A Novel Methodology and Technology to Promote the Social Acceptance of Biomass Power Plants Avoiding Nimby Syndrome

Abstract

Nowadays the greatest contribution to atmospheric pollution is due to carbonic dioxide (CO₂) emissions resulting from industrial activities. Among the various technologies for the production of energies from renewable sources, the biomass combustion is the technology that better replaces the fossil fuels. Unfortunately, one of the limits to the spread of this technology in Europe and not only is the lack of social acceptability of the plants, in particular solid fuel biomass combustion. The “Nimby Syndrome” (Not In My Back Yard) is the strong opposition of the neighboring populations to their realization.
The most significant reason of non-acceptance by populations consists in atmospheric pollution.

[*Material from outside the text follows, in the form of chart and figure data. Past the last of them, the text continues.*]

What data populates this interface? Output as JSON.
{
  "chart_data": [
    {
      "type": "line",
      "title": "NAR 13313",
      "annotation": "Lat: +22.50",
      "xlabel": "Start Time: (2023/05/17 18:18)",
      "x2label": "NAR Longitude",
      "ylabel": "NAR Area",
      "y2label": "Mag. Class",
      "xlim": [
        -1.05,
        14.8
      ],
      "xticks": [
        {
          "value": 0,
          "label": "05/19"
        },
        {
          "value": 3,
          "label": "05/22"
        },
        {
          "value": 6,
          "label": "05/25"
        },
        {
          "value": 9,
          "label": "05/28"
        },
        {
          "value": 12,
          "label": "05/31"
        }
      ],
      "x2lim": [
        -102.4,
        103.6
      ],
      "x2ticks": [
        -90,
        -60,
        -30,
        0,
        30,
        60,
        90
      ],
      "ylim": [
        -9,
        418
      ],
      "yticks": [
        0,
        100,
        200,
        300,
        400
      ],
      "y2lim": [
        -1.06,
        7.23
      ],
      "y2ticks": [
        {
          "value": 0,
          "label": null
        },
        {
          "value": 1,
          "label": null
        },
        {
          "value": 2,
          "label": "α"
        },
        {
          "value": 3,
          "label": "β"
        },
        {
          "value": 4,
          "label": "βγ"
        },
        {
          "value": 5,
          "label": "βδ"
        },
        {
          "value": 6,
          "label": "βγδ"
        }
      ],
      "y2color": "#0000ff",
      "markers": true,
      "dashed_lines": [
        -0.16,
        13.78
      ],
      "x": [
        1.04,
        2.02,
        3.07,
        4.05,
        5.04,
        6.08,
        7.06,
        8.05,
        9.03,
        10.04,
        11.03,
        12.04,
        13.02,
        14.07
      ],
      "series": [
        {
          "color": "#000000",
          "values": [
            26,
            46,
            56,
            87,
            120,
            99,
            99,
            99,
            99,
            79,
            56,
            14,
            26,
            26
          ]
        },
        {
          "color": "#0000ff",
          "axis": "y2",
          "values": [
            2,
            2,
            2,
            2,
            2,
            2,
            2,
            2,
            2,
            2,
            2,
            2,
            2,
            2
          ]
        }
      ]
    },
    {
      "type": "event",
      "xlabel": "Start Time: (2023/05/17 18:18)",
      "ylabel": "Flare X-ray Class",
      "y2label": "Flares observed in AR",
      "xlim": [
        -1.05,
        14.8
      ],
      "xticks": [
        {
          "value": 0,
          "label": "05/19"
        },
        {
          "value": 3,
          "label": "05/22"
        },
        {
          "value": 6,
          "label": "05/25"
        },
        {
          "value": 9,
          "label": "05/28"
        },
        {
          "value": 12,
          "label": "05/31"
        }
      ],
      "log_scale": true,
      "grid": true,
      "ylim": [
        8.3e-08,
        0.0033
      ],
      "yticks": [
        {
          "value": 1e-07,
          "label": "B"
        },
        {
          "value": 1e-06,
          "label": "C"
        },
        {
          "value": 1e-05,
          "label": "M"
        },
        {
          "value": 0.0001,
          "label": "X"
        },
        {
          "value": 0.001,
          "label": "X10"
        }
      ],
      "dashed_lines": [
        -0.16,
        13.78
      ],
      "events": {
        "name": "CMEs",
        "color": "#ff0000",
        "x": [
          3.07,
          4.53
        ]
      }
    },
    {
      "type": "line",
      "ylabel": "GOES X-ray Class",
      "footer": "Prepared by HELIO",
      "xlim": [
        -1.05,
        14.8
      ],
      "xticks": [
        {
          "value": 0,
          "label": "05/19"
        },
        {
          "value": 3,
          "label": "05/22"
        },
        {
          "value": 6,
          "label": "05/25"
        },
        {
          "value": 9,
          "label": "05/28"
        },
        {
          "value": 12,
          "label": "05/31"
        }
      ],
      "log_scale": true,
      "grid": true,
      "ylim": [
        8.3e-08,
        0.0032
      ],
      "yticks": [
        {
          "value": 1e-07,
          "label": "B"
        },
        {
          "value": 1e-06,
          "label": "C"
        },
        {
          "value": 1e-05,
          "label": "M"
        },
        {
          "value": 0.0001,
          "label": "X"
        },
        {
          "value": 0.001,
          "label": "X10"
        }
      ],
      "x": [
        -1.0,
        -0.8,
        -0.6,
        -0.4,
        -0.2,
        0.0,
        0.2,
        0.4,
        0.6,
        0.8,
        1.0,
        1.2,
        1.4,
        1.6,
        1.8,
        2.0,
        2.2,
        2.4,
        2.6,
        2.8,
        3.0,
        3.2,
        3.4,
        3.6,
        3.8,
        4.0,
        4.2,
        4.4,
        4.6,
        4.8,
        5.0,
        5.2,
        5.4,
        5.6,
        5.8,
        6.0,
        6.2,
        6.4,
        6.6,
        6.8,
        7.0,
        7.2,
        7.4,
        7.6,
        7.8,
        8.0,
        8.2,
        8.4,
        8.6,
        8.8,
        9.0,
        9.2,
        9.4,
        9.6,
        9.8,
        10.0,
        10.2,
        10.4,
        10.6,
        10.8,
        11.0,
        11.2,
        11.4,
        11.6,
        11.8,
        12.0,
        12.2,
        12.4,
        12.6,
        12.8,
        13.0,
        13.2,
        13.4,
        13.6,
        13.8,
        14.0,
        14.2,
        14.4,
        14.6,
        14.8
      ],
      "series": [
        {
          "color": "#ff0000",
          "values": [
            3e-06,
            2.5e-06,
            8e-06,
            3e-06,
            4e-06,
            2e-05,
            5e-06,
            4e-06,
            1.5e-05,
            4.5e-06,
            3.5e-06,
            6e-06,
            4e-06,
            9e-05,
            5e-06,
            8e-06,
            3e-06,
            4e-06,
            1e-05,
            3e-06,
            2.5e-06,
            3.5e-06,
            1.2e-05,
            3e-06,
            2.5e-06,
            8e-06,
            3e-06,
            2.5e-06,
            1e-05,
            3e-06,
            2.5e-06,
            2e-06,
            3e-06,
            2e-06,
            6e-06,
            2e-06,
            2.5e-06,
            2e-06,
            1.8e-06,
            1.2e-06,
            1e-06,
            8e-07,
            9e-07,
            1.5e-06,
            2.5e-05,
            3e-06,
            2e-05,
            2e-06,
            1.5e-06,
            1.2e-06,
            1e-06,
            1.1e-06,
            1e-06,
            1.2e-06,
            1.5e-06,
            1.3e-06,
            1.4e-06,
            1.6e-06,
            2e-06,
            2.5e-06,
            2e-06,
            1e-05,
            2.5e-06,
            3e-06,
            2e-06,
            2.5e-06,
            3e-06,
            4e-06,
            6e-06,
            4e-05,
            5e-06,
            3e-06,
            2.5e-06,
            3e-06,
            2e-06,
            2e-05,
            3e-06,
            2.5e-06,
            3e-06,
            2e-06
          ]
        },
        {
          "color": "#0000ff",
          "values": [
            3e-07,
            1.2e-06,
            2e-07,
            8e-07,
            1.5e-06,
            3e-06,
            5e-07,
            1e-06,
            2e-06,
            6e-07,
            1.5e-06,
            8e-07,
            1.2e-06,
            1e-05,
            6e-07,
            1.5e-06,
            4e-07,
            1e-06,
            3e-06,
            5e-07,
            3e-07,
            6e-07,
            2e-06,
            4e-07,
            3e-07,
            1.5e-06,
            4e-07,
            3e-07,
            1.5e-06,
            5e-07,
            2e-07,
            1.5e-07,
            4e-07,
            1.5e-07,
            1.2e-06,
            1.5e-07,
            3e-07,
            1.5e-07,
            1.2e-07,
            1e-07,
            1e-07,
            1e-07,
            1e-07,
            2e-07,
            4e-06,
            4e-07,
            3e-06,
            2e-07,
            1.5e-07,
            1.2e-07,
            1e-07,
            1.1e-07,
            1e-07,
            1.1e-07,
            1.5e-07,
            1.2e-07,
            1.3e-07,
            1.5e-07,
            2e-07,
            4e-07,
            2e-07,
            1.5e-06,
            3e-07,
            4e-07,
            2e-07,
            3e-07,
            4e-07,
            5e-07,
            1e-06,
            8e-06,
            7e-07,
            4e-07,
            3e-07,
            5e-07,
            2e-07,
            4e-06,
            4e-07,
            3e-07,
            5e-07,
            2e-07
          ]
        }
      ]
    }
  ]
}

People are worried about the effects on human health of possible atmospheric pollution caused by the gaseous emissions of combustion plants. Consequently, the formation of citizen committees against plant installation is promoted.
The objective of this work is to identify a methodology able to contrast the “Nimby Syndrome” in the case of biomass power plants. The main actions to promote the social acceptance of biomass power plants are: Verify upstream of the realization (design phase) the effective use of BAT (Best Available Technologies); Involve the citizen at all stages of plant design; Install stationary cameras (internet connected) that make images of raw material in the plant available on-line 24 h/24.
Realization of spatial and temporal high-resolution monitoring networks in order to verify the real impact of emissions on air quality in neighboring areas and to give the monitoring data available 24/24h to all citizens.
About the last point, an innovative technology was used to carry out the air quality monitoring at high spatial and temporal resolution. These monitoring networks have to be installed before and after biomass plant realization. In this way, it is possible to have a comparison of atmospheric pollution before and after plant operation. The optimal arrangement of low cost monitoring station and data processing modes (also by using forecasting models) are described in this work. In this way, is possible to demonstrate the transparency about emission levels to citizens.